French poet, writer and librettist (1825–1901)

Paul Jules Barbier (/fr/; 8 March 1825 – 16 January 1901) was a French poet, writer and opera librettist who often wrote in collaboration with Michel Carré.

== Works ==
His libretti for extant operas (those co-written with Carré are shown with an asterisk) include:
- Charles Gounod:
  - La Colombe, Faust (*), Le médecin malgré lui (*), Philémon et Baucis, Polyeucte, La reine de Saba and Roméo et Juliette (*)
- Victor Massé:
  - Galathée
  - Les Saisons (*)
- Giacomo Meyerbeer:
  - Le pardon de Ploërmel (later revised as Dinorah)
- Jacques Offenbach:
  - The Tales of Hoffmann
- Camille Saint-Saëns:
  - Le timbre d'argent
- Ambroise Thomas:
  - Hamlet (*), Mignon (*) and Françoise de Rimini (*).

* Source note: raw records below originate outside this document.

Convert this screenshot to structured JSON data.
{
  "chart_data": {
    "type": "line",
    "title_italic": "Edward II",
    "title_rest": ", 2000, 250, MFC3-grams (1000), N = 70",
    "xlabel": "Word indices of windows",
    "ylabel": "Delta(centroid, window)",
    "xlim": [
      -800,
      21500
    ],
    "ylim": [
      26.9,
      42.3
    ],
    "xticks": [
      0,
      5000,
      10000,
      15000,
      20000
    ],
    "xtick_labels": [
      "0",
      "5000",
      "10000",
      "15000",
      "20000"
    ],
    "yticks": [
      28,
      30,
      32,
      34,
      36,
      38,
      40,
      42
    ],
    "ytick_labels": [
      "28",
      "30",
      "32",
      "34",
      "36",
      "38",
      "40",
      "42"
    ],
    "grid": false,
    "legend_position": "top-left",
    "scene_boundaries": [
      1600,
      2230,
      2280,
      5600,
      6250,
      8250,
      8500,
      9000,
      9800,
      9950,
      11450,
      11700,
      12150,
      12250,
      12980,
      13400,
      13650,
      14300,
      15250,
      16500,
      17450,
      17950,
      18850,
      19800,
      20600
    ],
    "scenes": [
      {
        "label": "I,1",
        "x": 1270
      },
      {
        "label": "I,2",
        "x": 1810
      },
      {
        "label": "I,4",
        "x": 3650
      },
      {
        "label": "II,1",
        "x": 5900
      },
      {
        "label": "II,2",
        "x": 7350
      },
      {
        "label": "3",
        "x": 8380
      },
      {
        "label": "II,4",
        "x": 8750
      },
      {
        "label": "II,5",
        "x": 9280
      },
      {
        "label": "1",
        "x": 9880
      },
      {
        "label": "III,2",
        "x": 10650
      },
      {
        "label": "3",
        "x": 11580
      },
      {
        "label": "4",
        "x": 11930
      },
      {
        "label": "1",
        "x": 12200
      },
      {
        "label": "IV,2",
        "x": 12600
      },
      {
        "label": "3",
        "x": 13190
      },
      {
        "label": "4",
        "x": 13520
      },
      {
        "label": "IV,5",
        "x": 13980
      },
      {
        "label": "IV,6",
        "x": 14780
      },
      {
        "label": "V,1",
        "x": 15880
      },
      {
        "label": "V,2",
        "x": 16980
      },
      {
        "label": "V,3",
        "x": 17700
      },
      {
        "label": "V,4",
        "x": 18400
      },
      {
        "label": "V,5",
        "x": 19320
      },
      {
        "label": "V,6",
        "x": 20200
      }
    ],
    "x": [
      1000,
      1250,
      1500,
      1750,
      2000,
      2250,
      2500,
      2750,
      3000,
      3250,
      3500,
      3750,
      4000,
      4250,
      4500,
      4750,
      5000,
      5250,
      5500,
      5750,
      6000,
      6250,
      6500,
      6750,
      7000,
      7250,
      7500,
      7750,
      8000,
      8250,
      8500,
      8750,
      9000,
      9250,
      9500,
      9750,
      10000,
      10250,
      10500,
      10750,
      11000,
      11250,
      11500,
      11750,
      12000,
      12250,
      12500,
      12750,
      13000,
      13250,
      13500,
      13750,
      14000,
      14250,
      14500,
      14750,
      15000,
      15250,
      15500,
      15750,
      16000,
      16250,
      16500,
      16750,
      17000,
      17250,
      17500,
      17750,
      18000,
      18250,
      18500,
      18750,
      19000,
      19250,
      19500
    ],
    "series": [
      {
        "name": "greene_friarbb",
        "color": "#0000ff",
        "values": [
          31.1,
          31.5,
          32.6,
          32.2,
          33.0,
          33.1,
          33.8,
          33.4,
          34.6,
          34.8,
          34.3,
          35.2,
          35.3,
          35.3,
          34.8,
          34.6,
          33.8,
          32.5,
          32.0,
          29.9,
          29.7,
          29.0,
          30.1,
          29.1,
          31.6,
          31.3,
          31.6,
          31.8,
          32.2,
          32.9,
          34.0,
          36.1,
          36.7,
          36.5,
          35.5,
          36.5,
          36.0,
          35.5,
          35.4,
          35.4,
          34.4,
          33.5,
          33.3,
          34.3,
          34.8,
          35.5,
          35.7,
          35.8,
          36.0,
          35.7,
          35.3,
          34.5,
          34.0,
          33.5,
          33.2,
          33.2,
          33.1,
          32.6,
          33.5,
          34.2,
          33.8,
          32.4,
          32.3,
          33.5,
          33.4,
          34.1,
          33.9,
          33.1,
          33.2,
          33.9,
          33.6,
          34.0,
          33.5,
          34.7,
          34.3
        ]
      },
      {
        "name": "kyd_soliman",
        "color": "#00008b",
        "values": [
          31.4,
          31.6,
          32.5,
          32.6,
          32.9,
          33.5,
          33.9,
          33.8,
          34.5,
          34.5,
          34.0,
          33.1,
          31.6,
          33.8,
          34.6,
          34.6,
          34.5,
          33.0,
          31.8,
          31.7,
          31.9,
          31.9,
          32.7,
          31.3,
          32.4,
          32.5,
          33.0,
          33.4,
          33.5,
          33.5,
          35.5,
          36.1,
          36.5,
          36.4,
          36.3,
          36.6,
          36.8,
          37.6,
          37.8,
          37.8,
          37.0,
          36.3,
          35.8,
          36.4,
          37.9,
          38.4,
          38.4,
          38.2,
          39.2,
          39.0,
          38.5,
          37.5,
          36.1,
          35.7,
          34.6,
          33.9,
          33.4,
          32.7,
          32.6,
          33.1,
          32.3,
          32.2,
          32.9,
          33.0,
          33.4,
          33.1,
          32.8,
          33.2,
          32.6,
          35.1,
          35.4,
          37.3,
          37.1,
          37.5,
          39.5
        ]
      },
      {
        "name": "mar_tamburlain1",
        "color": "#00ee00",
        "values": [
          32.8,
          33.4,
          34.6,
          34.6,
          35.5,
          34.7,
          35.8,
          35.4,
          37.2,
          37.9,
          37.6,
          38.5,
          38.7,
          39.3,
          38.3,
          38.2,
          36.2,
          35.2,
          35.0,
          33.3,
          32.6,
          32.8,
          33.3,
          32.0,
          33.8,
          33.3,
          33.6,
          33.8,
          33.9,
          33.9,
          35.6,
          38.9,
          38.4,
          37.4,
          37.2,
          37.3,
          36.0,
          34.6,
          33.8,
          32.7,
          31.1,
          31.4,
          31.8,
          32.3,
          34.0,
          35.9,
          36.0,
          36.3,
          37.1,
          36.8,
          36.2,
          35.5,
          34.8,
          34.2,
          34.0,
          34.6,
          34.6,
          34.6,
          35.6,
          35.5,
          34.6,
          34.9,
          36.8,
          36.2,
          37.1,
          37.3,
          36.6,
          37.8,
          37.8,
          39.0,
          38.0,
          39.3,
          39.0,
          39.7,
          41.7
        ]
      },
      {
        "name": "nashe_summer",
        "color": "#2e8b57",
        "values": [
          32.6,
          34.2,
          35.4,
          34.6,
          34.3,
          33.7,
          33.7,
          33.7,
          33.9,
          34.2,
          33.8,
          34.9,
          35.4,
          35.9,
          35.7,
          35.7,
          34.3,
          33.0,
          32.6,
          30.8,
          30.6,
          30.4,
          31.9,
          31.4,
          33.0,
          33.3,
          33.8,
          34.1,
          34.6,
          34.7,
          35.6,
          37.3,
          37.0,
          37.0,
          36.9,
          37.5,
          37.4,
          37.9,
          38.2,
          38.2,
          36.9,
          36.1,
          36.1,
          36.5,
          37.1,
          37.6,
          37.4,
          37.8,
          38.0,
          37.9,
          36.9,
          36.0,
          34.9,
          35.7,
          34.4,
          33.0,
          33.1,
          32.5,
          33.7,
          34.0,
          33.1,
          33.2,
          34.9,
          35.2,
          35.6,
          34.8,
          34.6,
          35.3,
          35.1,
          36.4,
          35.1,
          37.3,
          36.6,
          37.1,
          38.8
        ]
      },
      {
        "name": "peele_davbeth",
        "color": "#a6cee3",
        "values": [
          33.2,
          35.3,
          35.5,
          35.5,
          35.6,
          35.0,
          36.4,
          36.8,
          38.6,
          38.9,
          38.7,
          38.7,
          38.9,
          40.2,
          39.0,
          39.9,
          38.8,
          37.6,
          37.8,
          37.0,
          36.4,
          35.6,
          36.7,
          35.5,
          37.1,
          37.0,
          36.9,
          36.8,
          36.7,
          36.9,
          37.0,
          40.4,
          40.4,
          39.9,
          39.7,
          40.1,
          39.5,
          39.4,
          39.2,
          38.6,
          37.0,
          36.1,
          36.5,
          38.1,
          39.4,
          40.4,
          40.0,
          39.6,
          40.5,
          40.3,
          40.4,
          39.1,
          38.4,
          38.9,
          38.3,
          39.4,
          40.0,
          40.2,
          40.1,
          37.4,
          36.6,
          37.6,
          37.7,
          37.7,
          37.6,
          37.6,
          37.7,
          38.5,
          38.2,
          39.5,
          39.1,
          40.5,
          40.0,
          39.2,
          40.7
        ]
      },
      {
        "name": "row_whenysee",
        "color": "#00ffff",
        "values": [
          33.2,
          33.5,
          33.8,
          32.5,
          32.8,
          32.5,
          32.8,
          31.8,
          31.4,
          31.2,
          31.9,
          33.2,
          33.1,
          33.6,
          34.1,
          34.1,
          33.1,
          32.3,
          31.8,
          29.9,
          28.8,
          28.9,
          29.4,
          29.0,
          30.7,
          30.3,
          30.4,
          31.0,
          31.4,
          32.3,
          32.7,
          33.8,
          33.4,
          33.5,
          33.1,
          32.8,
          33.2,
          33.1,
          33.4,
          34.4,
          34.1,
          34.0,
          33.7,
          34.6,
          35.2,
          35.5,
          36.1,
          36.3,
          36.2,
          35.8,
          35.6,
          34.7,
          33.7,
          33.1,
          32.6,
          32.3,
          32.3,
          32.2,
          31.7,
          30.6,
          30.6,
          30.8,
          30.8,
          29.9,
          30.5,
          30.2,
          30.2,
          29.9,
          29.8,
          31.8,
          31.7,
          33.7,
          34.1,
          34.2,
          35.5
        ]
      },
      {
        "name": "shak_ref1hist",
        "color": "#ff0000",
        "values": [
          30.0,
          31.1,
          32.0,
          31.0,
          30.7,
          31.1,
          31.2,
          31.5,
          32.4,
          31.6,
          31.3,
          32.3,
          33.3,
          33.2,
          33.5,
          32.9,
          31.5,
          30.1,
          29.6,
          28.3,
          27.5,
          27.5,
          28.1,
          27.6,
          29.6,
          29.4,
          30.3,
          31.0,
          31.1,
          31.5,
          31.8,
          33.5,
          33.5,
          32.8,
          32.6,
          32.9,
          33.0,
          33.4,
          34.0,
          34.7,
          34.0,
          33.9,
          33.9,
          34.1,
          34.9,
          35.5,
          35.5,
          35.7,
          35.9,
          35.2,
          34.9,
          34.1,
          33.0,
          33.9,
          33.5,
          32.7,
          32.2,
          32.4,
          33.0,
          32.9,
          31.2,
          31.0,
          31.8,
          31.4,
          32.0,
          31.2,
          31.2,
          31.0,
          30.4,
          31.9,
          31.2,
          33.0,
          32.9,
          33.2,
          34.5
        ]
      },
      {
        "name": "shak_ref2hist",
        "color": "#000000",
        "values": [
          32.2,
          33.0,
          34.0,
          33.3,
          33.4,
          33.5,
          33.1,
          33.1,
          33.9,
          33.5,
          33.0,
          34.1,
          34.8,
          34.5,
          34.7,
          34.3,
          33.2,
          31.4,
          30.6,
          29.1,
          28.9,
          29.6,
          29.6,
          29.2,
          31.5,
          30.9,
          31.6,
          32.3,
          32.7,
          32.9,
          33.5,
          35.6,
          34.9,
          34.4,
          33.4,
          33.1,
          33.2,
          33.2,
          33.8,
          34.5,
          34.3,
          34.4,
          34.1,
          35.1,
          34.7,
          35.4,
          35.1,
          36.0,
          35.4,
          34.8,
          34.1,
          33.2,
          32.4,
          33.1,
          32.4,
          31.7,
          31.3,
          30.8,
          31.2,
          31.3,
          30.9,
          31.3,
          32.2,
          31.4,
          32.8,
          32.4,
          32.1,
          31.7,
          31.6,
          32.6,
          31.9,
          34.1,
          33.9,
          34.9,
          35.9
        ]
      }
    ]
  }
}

He also wrote the libretto for La Guzla de l'Émir, a one-act comic opera by Georges Bizet. This was never performed and probably destroyed.

He wrote the scenario for Léo Delibes' ballet Sylvia. Charles Gounod wrote incidental music to Barbier's play Jeanne d'Arc, and the libretto to Pyotr Ilyich Tchaikovsky's opera The Maid of Orleans was partially based on it.